Poem: Anxiously Alive

Published on 5 April 2026 at 16:50

This poem is a reflection. A moment of time in my past in the exact moment of finally understanding the importance of valuing myself, trusting myself, and listening to my nervous system. It was a moment where I took accountability for all my frustrations when it comes to my own infamous love-life. Because awareness alone is not fruitful without recognizing patterns and choosing to change them when necessary.

I wrote this poem so that I could always go back to this moment to remember what it felt  like when I betray my own beliefs. This is not about anyone specific, it’s merely an amalgamation of feelings and patterns that I return to when I don’t follow my own prinicples. 

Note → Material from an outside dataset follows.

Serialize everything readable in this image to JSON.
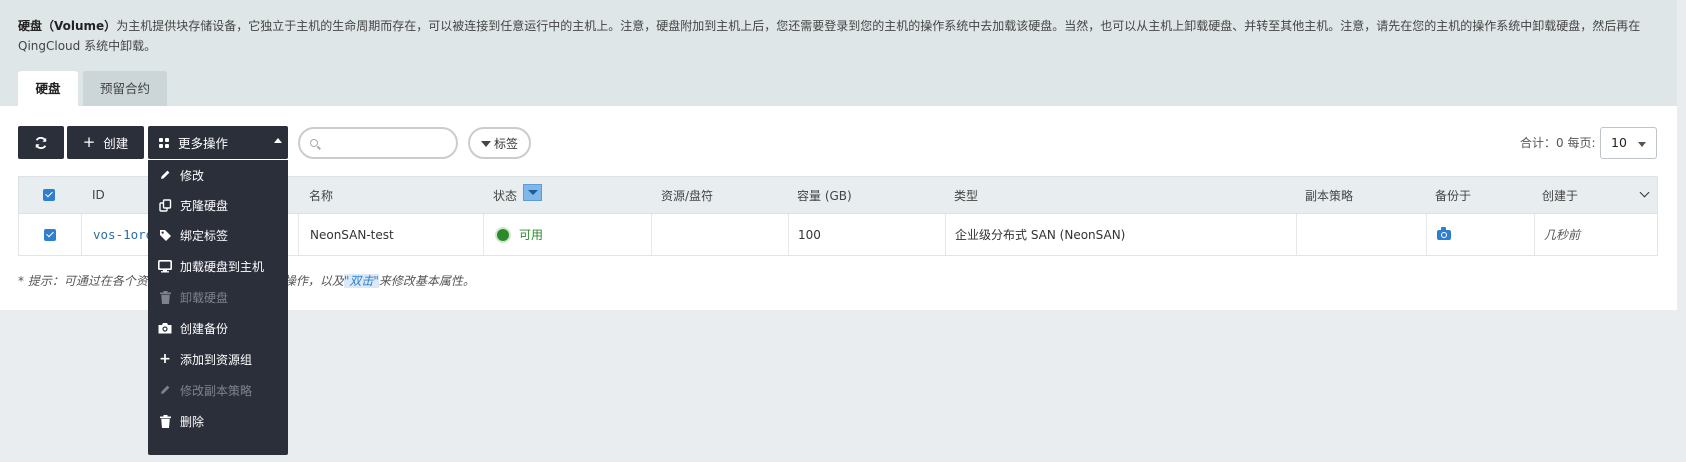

Art isn’t always beautiful. Sometimes it’s painful. But pain can be transformative—it can drive change. I am in the process of restructuring my nervous system, so please, I unapologetically urge you to excuse me, as I release my pain.

Anxiously Alive

I’ve been running from my writing.
Hiding.
Too scared to face what’s truly inside me.

My power feels taken—
core shaken to a point where
I look,
but don’t feel the same.
A case of mistaken identity
born from anxious actions
and internal shame.

So I run.

Hiding in the shadows of my smile,
and in the sways of my hips.
Anxious not to rupture,
as compromise overflows
and my principles crumble—
blow by blow.

And then I explode.

My soul starts to feel like it’s on fire
as I surrender all my power.
I would bleed from my eyes
and weep from my thighs
as a “love” that’s not Love
trespasses where it never resides. 

I let my loneliness consume me,
slipping into a world ruled by anxiety,
letting abandonment issues doom me.
Falling back into a reality I know too well—
yearning to be seen,
questioning if I am enough.
Mistaking love for lust,
believing foolishly that breadcrumbs of survival
are acts of trust.

I start giving pieces of myself away—
crossing my own lines,
crushing my own spine,
snuffing out my light
once bright and untamed.
Waking every day, music loud,
with self-betrayal on replay
just to make you remain.

But when the music fades
and the fire goes cold,
I look around, anxious,
and there’s no one to hold.
So the trauma I called “old”
reawakens, seeping back in—
and I’m walking myself back
to where I always begin.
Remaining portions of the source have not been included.